Multi-process model works the opposite way. Consider your complete code/process as an object and create multiples of them. Have some way to distribute requests to these individual objects/processes. In many cases it is possible, specifically when either clients have knowledge of servers (consistent hashing) or if some intelligent proxy can do this for us (http load balancer). Even this could be non-optimal, but at least it is simple. What else? Memory leaks are easier to manage with multi-process model. Just restart the process. Since memory is managed at process level, it can be easily reclaimed by killing the process and if we have multiple of them, the service is not disrupted for every user. In a multi-threaded model, restart will impact all users. No locks are needed in multi process code, unless we use shared memory. The process boundary gives exclusive access to memory which doesn't need further management.

I don't see multi-process code in any ways inferior to multi-threaded code. It has some benefits like simple to code, simple to debug, simple to maintain. Other beauty is if instead of running 1 process with multiple threads you are running multiple processes with single thread, crash in the first case will cause full system failure, whereas in second case you still have (n-1)/n percent of the system up.  It is easy to upgrade things one at a time because we have more than 1 thing. With single server, no option but to shut it down, upgrade and start.


The only problem I see with multi-process code is duplication of basic data structure and configuration.  For example running each requests in a separate java process in tomcat or jboss will be a really bad idea. There is simply too much shared state - db connection pool, byte code, runtime native code, session information, etc.   The other problem is a bit superficial one; instead of managing one process, we have to manage multiple of them (use scripts?)
If your solution is either stateless or it can be partitioned such that there is no interdependence, multiprocess will make more sense. It is a difficult choice, but just don't use threads if you can survive without them, specially with non-blocking code. Try  cacheismo and see for  yourself.

Tuesday, October 04, 2011

Cacheismo Cluster Update 2

Today I could set the value on server 1 and get it back from server 2.  This script of server 2 was changed a bit.


function handleGET(command, key) 
    local cacheItem = getHashMap():get(key)
    if (cacheItem ~= nil) then
   command:writeCacheItem(cacheItem)
   cacheItem:delete()
else 
   local result = command:getFromExternalServer("127.0.0.1:11212", key)
   if (result ~= nil) then
       writeStringAsValue(command, key, result)
   end 
    end
end

This is where I feel lua beats javascript because of its excellent coroutine support.  I could easily change the above code to a while loop and go through all servers in the cluster looking for a value and it would not change the complexity of the code a bit, but try doing it with javascript callbacks and it would look like a mess. 
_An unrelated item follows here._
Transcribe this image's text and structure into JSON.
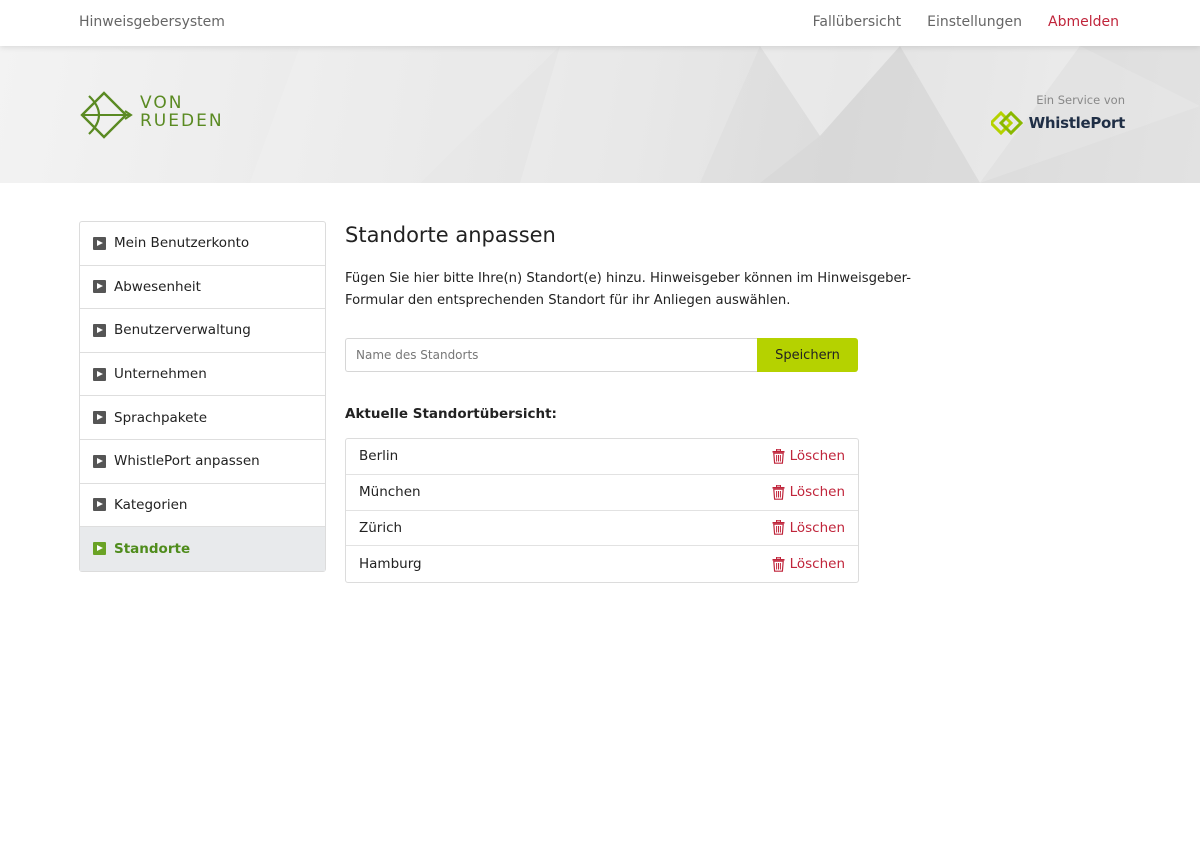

I am thinking now that the original idea of using dataKey and virtualKey is a bit lame. What I would do now is that I will make server an explicit argument, just like I used above. For consistent hashing we will have an object exposed in lua which can be used to find the correct server via consistent hashing, but it would be optional to use. This gives users the flexibility to use some cacheismo instances as pure proxies and others as caches. Some of the servers can be part of one consistent hashing group and others can be part of another. For some reason if users want to use one of the servers as a naming server to map keys to server, they can use it that way. Essentially users have full flexibility with respect to how to map keys to servers  - consistent hashing, multiple servers hidden behind a proxy(cacheismo), naming server to map keys to servers or any combination of these.  

Other possibilities include replication and quorum. These can be accomplished with the current API itself, but I will add parallel get support to make it as fast as possible.